Through his own encounters and one migrant’s personal testimony, Dr. Behzad Yaghmaian took the audience of Ramapo’s latest Global Talks event on a journey of emotional migrant stories.
The March 22 Webex lecture was co-sponsored by the Roukema Center for International Education, the International Rescue Committee (IRC), the George T. Potter Library and the Ramapo Provost Office.
“Trump’s presidency is behind us, but the narrative of fear remains,” Yaghmaian said.
From Migrants to Storytellers
A professor of political economy at Ramapo, Yaghmaian discussed the narratives surrounding migrants. Governments create narratives in an attempt to keep people out, and migrants must create narratives in order to make their way in. Americans have witnessed what appears to be an increase of the “narrative of fear” since Donald Trump was elected in 2016. Yet, Yaghmaian noted that this narrative has been around for decades, influencing migration policies around the world. Trump’s narrative is just the latest installment.
Currently, an average of one person has died every day trying to cross the U.S. border, and from 2015 to 2020, 22,000 have died trying to cross the Mediterranean. Yaghmaian shared heartbreaking statistics about migrants who have killed themselves on their journeys and armies that have destroyed refugee camps.
“Waiting is violence,” he said.
According to Yaghmaian, globalization is majorly to blame. First-world countries have systematically opened borders to let commodities and capital in, but yet they systematically close the borders to prevent the movement of people.
“This dualism in border policy is not accidental, it is actually systematic,” he said. “It is part of the policy.”
In the '50s and '60s, European countries would hire migrant workers to help in manufacturing, but once globalization came about in the '80s, there wasn’t a need for them anymore and resulted in not only lost jobs, but lost social protections. With numerous migrants full of social and economic anxiety, Yaghmaian says the governments “turned the resentment around” and formulated an anxiety against migrants. There are now 200 million migrants globally.
“It was in this context that migrants were forced to come up with stories, narratives, to be able to find their way through the cracks,” Yaghmaian said.
Developing Authentic and Worthy Stories
Yaghmaian shared stories about migrants he met on several Greek islands around 2018. An Iranian couple, whom he calls Romeo and Juliet, “were busy making their stories to convince the authorities… that they had a good reason for asylum.”

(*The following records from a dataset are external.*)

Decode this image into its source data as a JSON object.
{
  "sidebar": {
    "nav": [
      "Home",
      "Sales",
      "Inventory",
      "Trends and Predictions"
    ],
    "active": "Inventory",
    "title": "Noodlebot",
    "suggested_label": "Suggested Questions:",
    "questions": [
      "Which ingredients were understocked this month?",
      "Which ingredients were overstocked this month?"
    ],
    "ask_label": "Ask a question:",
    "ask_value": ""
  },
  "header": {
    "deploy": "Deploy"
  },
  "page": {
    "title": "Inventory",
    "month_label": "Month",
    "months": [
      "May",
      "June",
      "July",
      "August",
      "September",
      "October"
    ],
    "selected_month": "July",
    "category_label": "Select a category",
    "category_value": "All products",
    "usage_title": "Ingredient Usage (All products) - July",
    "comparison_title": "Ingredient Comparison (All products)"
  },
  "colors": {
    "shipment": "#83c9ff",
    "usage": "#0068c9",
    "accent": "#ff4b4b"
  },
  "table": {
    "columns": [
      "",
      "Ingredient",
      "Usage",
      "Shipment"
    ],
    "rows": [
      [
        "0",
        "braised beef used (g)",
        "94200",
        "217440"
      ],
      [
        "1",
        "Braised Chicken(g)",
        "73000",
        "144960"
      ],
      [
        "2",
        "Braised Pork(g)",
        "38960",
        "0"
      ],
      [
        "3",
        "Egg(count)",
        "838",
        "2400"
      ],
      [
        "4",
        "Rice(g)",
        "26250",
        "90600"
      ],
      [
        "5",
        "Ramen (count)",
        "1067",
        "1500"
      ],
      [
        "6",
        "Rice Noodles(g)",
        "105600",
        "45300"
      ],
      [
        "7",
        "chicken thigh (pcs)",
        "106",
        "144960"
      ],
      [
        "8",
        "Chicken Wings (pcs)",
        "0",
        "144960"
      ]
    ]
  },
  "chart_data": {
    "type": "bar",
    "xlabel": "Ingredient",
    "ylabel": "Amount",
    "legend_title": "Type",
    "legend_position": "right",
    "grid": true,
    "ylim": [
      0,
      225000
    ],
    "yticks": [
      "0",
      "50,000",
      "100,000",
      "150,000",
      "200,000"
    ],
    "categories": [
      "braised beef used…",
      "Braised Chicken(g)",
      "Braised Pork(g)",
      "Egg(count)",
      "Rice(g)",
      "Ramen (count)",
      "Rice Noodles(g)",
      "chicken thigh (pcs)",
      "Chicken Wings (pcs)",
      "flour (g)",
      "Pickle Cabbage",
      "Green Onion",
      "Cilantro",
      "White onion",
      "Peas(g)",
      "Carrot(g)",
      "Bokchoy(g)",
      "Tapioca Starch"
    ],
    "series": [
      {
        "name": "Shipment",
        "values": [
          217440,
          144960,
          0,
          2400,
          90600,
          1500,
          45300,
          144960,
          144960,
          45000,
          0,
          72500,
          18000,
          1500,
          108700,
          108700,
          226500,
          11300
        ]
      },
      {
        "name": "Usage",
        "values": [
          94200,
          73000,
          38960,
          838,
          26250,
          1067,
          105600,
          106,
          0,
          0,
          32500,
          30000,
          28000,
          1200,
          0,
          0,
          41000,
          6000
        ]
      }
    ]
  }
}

Romeo showed off a large scar on his body, which would typically signify being a victim of war. Yaghmaian said that clear evidence of falling victim to war violence creates an excellent story, however, Romeo’s scar was from selling his kidney for cash.
“When all options fail, the commodification of the body becomes the only possibility for people like Romeo.”
Yaghmaian met another man who was a street vendor in Afghanistan. He also had a scar — a signifier for a good story. In 2015, a car bomb exploded near his cart, knocking him out and shooting shrapnel into his neck. He couldn’t afford to pay for the surgery to remove it, so it still remains in his neck.
The last story Yaghmaian shared was directly from the writings of an Afgahni migrant, a 40-year-old woman named Zakiah. Reading the piece aloud, the woman explains how she was physically and sexually abused by her husband for years, at one point even branding her with a horse shoe. Her brother eventually helped her and her young son escape to Turkey, and they made several failed attempts to reach Germany.
However, the husband tracked them down, and the domestic violence continued until Zakiah managed an agreement that she could travel to Germany on her own.
Yaghmaian said she finally succeeded. Though difficult to tell, he thought it was important to share her story with the event’s participants. These examples painted the troubling picture of what migrants today must deal with in order to have a chance at protection and a better life.
Hopefully, these inside perspectives will impact the immediate Ramapo community in the fight to end the “narrative of fear.”